Offener Brief an den Bundeskanzler

 

Sehr geehrter Herr Bundeskanzler,

jeder Mensch ist gleich. Jeder Mensch hat den gleichen Wert. Es steht uns nicht zu, Menschen in wertvoll und nicht wertvoll zu unterteilen. Gemäß diesem Grundsatze war ich gespannt, wie Sie sich in Ihrer neuen Rolle verhalten würden. Ich bin nicht nur enttäuscht, ich bin entsetzt.

Ich darf Sie zitieren:
„Wir werden es uns nicht gefallen lassen, dass eine winzige Minderheit von enthemmten Extremisten versucht, unserer gesamten Gesellschaft ihren Willen aufzuzwingen.“

Es klingt fast so, als ob Sie von sich und der neuen Regierung sprechen würden. Wenige herrschen hier über Viele, und enthemmt ist die Politik allemal, auch wollen Sie uns ihren Willen aufzwingen.

Würden Sie von sich sprechen, so wäre ich etwas beruhigter, da ja Einsicht bekanntermaßen der erste Schritt zur Besserung sein kann.

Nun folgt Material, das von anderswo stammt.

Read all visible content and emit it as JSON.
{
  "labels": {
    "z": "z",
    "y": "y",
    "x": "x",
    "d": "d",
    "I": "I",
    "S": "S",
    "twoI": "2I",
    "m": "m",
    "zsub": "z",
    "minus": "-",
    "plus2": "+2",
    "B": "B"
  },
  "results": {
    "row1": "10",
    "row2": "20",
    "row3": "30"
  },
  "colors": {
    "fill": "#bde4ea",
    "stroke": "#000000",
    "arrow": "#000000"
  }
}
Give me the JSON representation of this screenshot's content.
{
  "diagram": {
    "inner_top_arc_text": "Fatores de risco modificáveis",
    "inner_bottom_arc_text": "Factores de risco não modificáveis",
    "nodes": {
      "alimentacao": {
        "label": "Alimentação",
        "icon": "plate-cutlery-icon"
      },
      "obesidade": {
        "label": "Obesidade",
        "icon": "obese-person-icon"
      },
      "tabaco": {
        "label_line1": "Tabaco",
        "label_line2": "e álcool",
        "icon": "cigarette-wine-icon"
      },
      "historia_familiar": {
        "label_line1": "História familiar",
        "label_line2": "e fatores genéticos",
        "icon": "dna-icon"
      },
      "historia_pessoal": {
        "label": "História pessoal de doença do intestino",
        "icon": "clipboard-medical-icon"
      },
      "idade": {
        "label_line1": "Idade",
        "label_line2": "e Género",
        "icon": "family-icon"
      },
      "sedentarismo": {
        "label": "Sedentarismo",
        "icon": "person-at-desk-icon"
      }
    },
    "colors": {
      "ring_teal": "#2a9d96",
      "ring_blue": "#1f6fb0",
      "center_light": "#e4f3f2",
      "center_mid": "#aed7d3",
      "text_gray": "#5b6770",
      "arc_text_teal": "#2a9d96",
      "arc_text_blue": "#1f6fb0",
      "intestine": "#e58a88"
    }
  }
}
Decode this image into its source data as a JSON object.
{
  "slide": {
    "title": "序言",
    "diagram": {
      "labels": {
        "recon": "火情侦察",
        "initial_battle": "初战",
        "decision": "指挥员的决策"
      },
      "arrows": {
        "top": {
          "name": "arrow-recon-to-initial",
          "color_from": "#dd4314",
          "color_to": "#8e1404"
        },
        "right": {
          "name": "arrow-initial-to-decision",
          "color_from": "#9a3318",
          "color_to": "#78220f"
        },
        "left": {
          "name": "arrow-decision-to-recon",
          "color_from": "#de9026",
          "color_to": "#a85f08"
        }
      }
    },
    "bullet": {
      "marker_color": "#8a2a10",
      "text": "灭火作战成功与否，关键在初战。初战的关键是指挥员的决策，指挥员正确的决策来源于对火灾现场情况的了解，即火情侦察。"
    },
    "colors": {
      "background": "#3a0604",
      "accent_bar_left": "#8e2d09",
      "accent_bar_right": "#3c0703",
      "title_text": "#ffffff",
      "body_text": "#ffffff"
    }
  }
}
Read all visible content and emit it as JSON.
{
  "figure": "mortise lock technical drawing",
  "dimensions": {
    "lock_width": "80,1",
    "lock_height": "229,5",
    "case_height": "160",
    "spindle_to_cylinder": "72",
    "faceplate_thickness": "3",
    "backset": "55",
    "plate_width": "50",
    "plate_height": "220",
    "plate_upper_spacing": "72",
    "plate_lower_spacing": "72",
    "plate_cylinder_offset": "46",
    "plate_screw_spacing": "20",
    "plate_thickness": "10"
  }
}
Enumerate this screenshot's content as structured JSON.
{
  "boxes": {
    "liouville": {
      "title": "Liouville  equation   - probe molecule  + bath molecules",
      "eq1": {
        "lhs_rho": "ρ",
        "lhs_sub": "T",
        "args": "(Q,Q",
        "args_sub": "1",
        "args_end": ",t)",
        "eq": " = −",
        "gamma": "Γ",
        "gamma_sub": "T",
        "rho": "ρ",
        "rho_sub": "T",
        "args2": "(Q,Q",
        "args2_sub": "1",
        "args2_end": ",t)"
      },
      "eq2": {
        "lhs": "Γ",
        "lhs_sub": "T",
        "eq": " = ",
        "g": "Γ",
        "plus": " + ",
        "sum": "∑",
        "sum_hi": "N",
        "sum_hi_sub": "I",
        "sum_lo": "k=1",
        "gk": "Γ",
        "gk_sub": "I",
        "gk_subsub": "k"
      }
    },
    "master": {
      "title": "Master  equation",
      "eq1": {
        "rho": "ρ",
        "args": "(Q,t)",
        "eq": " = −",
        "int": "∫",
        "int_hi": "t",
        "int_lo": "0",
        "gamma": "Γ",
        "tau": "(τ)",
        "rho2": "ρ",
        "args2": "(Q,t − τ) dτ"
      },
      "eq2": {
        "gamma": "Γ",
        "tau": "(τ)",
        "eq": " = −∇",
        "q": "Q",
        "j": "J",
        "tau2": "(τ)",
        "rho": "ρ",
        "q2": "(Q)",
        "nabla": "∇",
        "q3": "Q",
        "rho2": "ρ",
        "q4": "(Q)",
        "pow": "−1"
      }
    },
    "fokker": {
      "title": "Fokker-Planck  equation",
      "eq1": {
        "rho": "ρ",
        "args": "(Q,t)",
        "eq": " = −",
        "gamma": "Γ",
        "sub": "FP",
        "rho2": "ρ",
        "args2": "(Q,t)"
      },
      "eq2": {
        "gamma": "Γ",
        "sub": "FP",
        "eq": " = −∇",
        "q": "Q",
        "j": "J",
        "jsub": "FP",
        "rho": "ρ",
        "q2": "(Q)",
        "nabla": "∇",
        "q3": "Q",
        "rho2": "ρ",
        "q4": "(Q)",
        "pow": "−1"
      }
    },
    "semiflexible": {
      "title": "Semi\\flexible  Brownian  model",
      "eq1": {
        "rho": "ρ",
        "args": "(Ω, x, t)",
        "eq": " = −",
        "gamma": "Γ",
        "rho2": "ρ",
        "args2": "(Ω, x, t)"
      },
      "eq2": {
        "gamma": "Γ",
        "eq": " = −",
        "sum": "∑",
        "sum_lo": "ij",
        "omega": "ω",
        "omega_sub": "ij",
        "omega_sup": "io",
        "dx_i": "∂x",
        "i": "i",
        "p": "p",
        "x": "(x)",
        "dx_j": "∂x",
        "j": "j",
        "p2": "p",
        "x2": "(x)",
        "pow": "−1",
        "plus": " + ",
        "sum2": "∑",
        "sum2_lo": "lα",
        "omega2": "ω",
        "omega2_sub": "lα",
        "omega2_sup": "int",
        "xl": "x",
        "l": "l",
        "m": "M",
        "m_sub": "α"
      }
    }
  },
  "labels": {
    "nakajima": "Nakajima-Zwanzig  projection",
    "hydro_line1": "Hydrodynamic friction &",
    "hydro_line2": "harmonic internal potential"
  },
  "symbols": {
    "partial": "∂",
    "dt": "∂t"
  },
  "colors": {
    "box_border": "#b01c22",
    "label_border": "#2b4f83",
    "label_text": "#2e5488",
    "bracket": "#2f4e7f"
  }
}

Sie urteilen hier über Menschen. Nicht über eine winzige Minderheit, sondern über mehrere Millionen. Und selbst wenn es eine Minderheit wäre, so sollte auch diese Gehör finden. Sie urteilen sie ab, Sie verurteilen diese, sie drohen.

Aber gut, was soll man von einem Mann erwarten, der selbst zugibt, dass es für ihn keine roten Linien gäbe, dass er also bereit wäre alles zu tun, was er selbst für nötig erachtet, vielleicht eben auch ohne Rücksicht auf Verluste? Ich hoffe sehr, dass ich Sie hier missverstanden habe, aber mit dieser Rhetorik wurde bereits eine rote Linie überschritten.

Was uns Menschen einen sollte sind Ethik, Werte und Moral. Dazu gehört auch, Versprechen zu geben, die man halten kann und zu seinem Wort zu stehen. Sie allerdings brechen ihre Versprechen in Rekordzeit. Ich wurde so nicht erzogen.

Können Sie sich im Spiegel betrachten?

Wie kommen Sie dazu, über mich zu urteilen? Sie kennen mich nicht, sie wissen nichts über meine Sorgen, meine Gedanken, meinen Bildungshintergrund und mein Leben, es interessiert Sie allem Anschein nach auch nicht. Das finde ich sehr traurig und erschreckend, denn auch ich bin Bürgerin dieses Landes, auch ich zahle Steuern, auch ich habe Grundrechte.

Ich habe mir über Sie mein Urteil gebildet. Anders als Ihnen, die Sie über mich urteilen, standen mir hierfür genügend Aussagen und Verhaltensweisen zur Verfügung.

Es tut mir leid, so offen sein zu müssen, aber ich kann keinen Respekt vor Ihnen empfinden, vielmehr macht sich eine tiefe Abneigung breit. Das wiederum macht mich traurig.

Sollten Sie diesen Brief zu Ende gelesen haben, was ich zu bezweifeln wage, so dürfen Sie sich gerne ein Urteil über mich bilden. Ich versuche, es Ihnen ein wenig leichter zu machen. Ich verfüge über ein abgeschlossenes Hochschulstudium, habe tatsächlich 2 Harvard-Zertifikate, bin Autorin mehrerer Fachbücher, Soziologin, lehne Diskriminierung und Radikalismus zutiefst ab und betrachte Menschen als wertvoll, ganz gleich woher sie kommen, welche Hautfarbe sie haben und welcher Religion sie angehören.
Menschen sinken dann in meinem Ansehen, wenn sie sich nicht ethisch verhalten.